De voorzieningenrechter ging over tot de beoordeling van de door Mylan aangevoerde nietigheidsargumenten. Zij concludeerde dat er een redelijke kans bestaat dat het octrooi zal worden herroepen/ongeldig verklaard wegens gebrek aan inventiviteit. In de stand van de techniek was bekend dat fingolimod in fase II klinische studies effectief was gebleken bij de behandeling van RRMS, zij het in hogere doses dan de geclaimde 0,5 mg. Ook was bekend dat doses van 5 mg en 1,25 mg even doeltreffend waren gebleken, maar dat de lagere dosis minder bijwerkingen had. De voorzieningenrechter oordeelde dat de vakman, een team bestaande uit een gespecialiseerde neuroloog en een gespecialiseerde farmacoloog, op basis van de aankondiging in de stand van de techniek dat er fase III klinische studies met 0,5 mg fingolimod voor de behandeling van RRMS zouden worden uitgevoerd, een redelijke verwachting zou hebben dat een dergelijke dosering de bijwerkingen zou verminderen met behoud van het therapeutisch effect. De voorzieningenrechter verwees ook naar de beslissing van de TKB, die de aankondiging van de klinische proeven van fase III op dezelfde wijze had uitgelegd.

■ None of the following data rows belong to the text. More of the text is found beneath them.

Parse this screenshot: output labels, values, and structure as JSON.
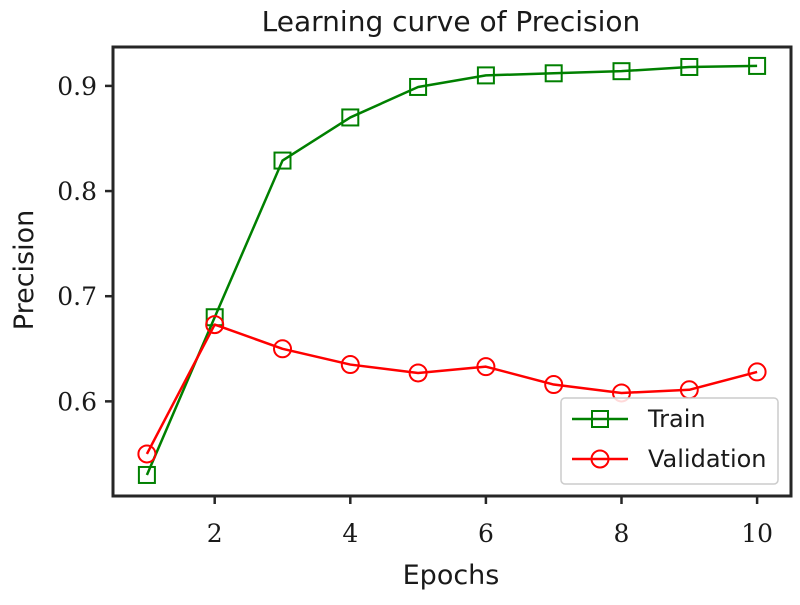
{
  "chart_data": {
    "type": "line",
    "title": "Learning curve of Precision",
    "xlabel": "Epochs",
    "ylabel": "Precision",
    "x": [
      1,
      2,
      3,
      4,
      5,
      6,
      7,
      8,
      9,
      10
    ],
    "xlim": [
      0.5,
      10.5
    ],
    "ylim": [
      0.51,
      0.937
    ],
    "xticks": [
      2,
      4,
      6,
      8,
      10
    ],
    "xtick_labels": [
      "2",
      "4",
      "6",
      "8",
      "10"
    ],
    "yticks": [
      0.6,
      0.7,
      0.8,
      0.9
    ],
    "ytick_labels": [
      "0.6",
      "0.7",
      "0.8",
      "0.9"
    ],
    "grid": false,
    "legend_position": "bottom-right",
    "series": [
      {
        "name": "Train",
        "color": "#008000",
        "marker": "square",
        "values": [
          0.53,
          0.68,
          0.829,
          0.87,
          0.899,
          0.91,
          0.912,
          0.914,
          0.918,
          0.919
        ]
      },
      {
        "name": "Validation",
        "color": "#ff0000",
        "marker": "circle",
        "values": [
          0.55,
          0.673,
          0.65,
          0.635,
          0.627,
          0.633,
          0.616,
          0.608,
          0.611,
          0.628
        ]
      }
    ]
  }
}
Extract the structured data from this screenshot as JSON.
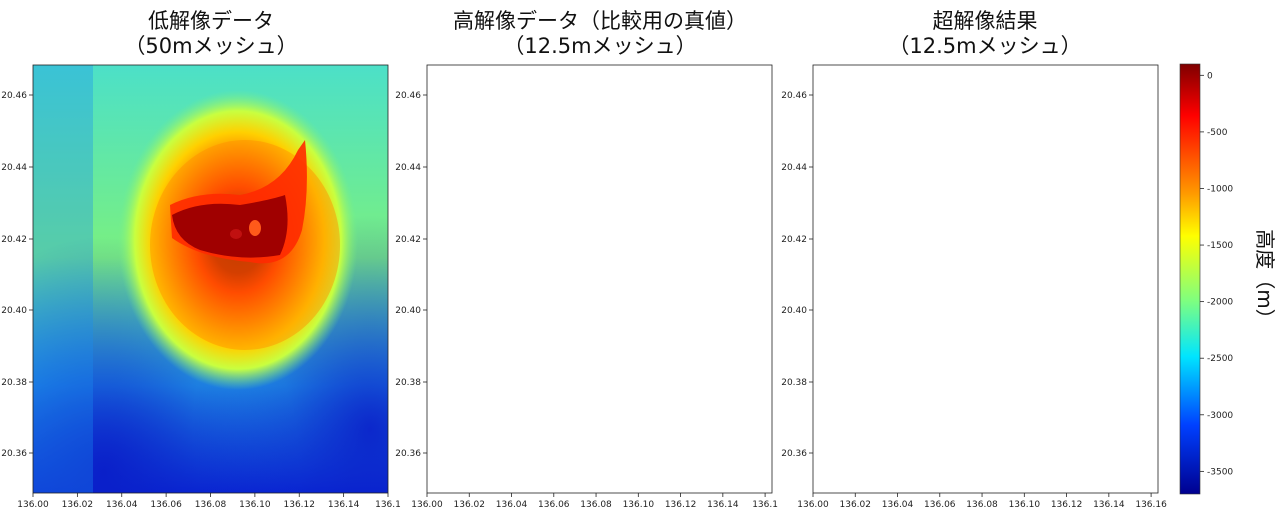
{
  "chart_data": [
    {
      "type": "heatmap",
      "title": "低解像データ\n（50mメッシュ）",
      "title_line1": "低解像データ",
      "title_line2": "（50mメッシュ）",
      "x_ticks": [
        "136.00",
        "136.02",
        "136.04",
        "136.06",
        "136.08",
        "136.10",
        "136.12",
        "136.14",
        "136.1"
      ],
      "y_ticks": [
        "20.46",
        "20.44",
        "20.42",
        "20.40",
        "20.38",
        "20.36"
      ],
      "xlim": [
        136.0,
        136.16
      ],
      "ylim": [
        20.35,
        20.468
      ],
      "coverage": "full"
    },
    {
      "type": "heatmap",
      "title": "高解像データ（比較用の真値）\n（12.5mメッシュ）",
      "title_line1": "高解像データ（比較用の真値）",
      "title_line2": "（12.5mメッシュ）",
      "x_ticks": [
        "136.00",
        "136.02",
        "136.04",
        "136.06",
        "136.08",
        "136.10",
        "136.12",
        "136.14",
        "136.1"
      ],
      "y_ticks": [
        "20.46",
        "20.44",
        "20.42",
        "20.40",
        "20.38",
        "20.36"
      ],
      "xlim": [
        136.0,
        136.16
      ],
      "ylim": [
        20.35,
        20.468
      ],
      "coverage": "partial (missing regions shown white)"
    },
    {
      "type": "heatmap",
      "title": "超解像結果\n（12.5mメッシュ）",
      "title_line1": "超解像結果",
      "title_line2": "（12.5mメッシュ）",
      "x_ticks": [
        "136.00",
        "136.02",
        "136.04",
        "136.06",
        "136.08",
        "136.10",
        "136.12",
        "136.14",
        "136.16"
      ],
      "y_ticks": [
        "20.46",
        "20.44",
        "20.42",
        "20.40",
        "20.38",
        "20.36"
      ],
      "xlim": [
        136.0,
        136.16
      ],
      "ylim": [
        20.35,
        20.468
      ],
      "coverage": "partial (missing regions shown white)"
    }
  ],
  "colorbar": {
    "label": "高度（m）",
    "colormap": "jet",
    "range": [
      -3700,
      100
    ],
    "ticks": [
      "0",
      "-500",
      "-1000",
      "-1500",
      "-2000",
      "-2500",
      "-3000",
      "-3500"
    ],
    "tick_values": [
      0,
      -500,
      -1000,
      -1500,
      -2000,
      -2500,
      -3000,
      -3500
    ]
  }
}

Novartis had aangevoerd dat er stand van de techniek was (met name een artikel van Webb) waarin de 0,5 mg dosis werd afgewezen, aangezien daarin werd gesteld dat voor klinische werkzaamheid ten minste 70% lymfocytendepletie vereist was, en dat uit andere publicaties in de stand van de techniek bleek dat met 0,5 mg een dergelijk niveau van lymfocytendepletie niet werd bereikt. In zijn beslissing om de verlening van het octrooi te gelasten, had de TKB de argumentatie van Novartis gevolgd en geconcludeerd dat het deskundige team niet zou verwachten dat de dosis van 0,5 mg doeltreffend zou zijn. De voorzieningenrechter kwam echter tot een andere conclusie, gebaseerd op nieuwe argumenten en bewijsmateriaal van Mylan, waarmee de TKB geen rekening had gehouden en de voorzieningenrechter vond dat Webb niet algemeen bekend was, niet in andere (overzichts)artikelen werd genoemd en dat er geen reden was waarom het vakbekwame team het zou raadplegen. Verder vond de rechter dat de inhoud van Webb het deskundige team niet tot de conclusie zou brengen dat de dosis van 0,5 mg niet zou werken, en dat er in feite een andere publicatie in de stand van de techniek was waaruit bleek dat de dosis van 1,25 mg, die wel werkzaam was gebleken, evenmin een depletie van lymfocyten van 70% bereikte.
De voorzieningenrechter weigerde dus het voorlopige verbod, omdat hij van mening was dat er een redelijke kans bestaat dat het octrooi zal worden herroepen of nietig verklaard wegens gebrek aan uitvinderswerkzaamheid in een definitieve procedure (oppositie of rechtbank). Novartis werd veroordeeld tot vergoeding van de proceskosten van Mylan.